Since FAU students are always talking about tuition increases, where are the cuts, why do we have so much debt:

From USA Today:


Universities and colleges are giving $5.3 billion in aid this year to students who the federal government says don't need financial help, according to figures from the College Board.

An additional $4 billion in federal tuition tax credits went to families making $100,000 to $180,000 at least double the median income for U.S. households.

The schools use the money more than 20% of all U.S. financial aid to compete for applicants who have high grade-point averages and SAT scores. Some discounts serve another purpose: They lure high-income families that can write a check for the rest of the tuition.
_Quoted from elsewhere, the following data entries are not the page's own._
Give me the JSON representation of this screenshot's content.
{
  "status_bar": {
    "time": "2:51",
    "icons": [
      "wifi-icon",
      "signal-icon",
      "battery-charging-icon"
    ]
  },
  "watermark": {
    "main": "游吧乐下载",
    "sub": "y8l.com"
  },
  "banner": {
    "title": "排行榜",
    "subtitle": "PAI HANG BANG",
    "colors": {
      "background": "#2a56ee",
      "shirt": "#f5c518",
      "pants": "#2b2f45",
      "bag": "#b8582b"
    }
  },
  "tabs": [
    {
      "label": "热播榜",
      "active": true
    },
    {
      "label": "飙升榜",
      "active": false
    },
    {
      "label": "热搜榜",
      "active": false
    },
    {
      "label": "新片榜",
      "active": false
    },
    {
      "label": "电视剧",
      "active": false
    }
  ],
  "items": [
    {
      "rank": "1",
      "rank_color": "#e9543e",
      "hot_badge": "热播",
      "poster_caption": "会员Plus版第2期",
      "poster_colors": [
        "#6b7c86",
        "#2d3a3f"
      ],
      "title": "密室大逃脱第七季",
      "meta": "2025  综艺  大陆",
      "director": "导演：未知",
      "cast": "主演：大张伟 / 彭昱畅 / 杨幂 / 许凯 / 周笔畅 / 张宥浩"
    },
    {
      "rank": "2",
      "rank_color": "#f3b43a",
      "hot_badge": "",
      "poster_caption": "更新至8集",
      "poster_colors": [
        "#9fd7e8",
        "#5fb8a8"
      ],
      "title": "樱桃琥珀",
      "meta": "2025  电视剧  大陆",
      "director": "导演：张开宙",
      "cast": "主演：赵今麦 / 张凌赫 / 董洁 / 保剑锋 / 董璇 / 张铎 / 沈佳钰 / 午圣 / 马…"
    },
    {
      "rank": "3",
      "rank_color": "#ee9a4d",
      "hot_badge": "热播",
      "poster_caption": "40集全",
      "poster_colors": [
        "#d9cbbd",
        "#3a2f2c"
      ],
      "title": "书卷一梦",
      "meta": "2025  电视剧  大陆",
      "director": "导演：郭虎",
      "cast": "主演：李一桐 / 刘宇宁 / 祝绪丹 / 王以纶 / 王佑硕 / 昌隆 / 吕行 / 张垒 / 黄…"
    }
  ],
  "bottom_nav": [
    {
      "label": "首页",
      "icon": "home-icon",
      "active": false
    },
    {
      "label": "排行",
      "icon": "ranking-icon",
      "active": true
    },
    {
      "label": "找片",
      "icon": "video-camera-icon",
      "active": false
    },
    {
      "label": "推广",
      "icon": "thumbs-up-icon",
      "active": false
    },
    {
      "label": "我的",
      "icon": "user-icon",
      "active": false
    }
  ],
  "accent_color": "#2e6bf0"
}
The strategy is not unlike department stores that use discounts to encourage customers to spend. "Giving $5,000 against a $25,000 tuition charge is just like the discounting you'd see in a retail operation to bring traffic to the door," says Jonathan Burdick, dean of financial aid and admissions at the University of Rochester.



Education experts say such subsidies mean less help for lower- and middle-income students, who fall deeper into debt to pay tuition.
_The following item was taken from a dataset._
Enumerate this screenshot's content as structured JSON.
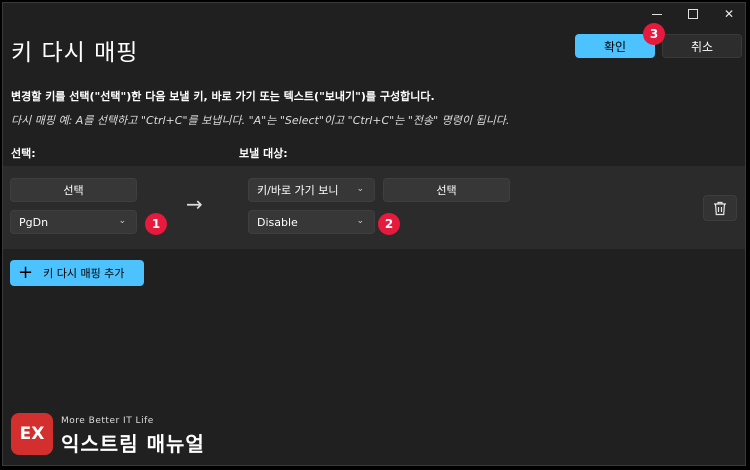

That competition Brown Admissions Dean Jim Miller calls it "the war between the haves and the have lots" has put pressure on less-selective colleges, already contending with huge budget cuts and endowment shortfalls, to give support to families that don't necessarily need it, Burdick said.



Wonder how this trickles down to FAU. Not that we're competing with Harvard, obviously, but it will be difficult to attract valedictorians and salutatorians from UF/FSU to FAU to raise our academic profile if we don't have the money to throw at them. Not surprised that this is happening but still.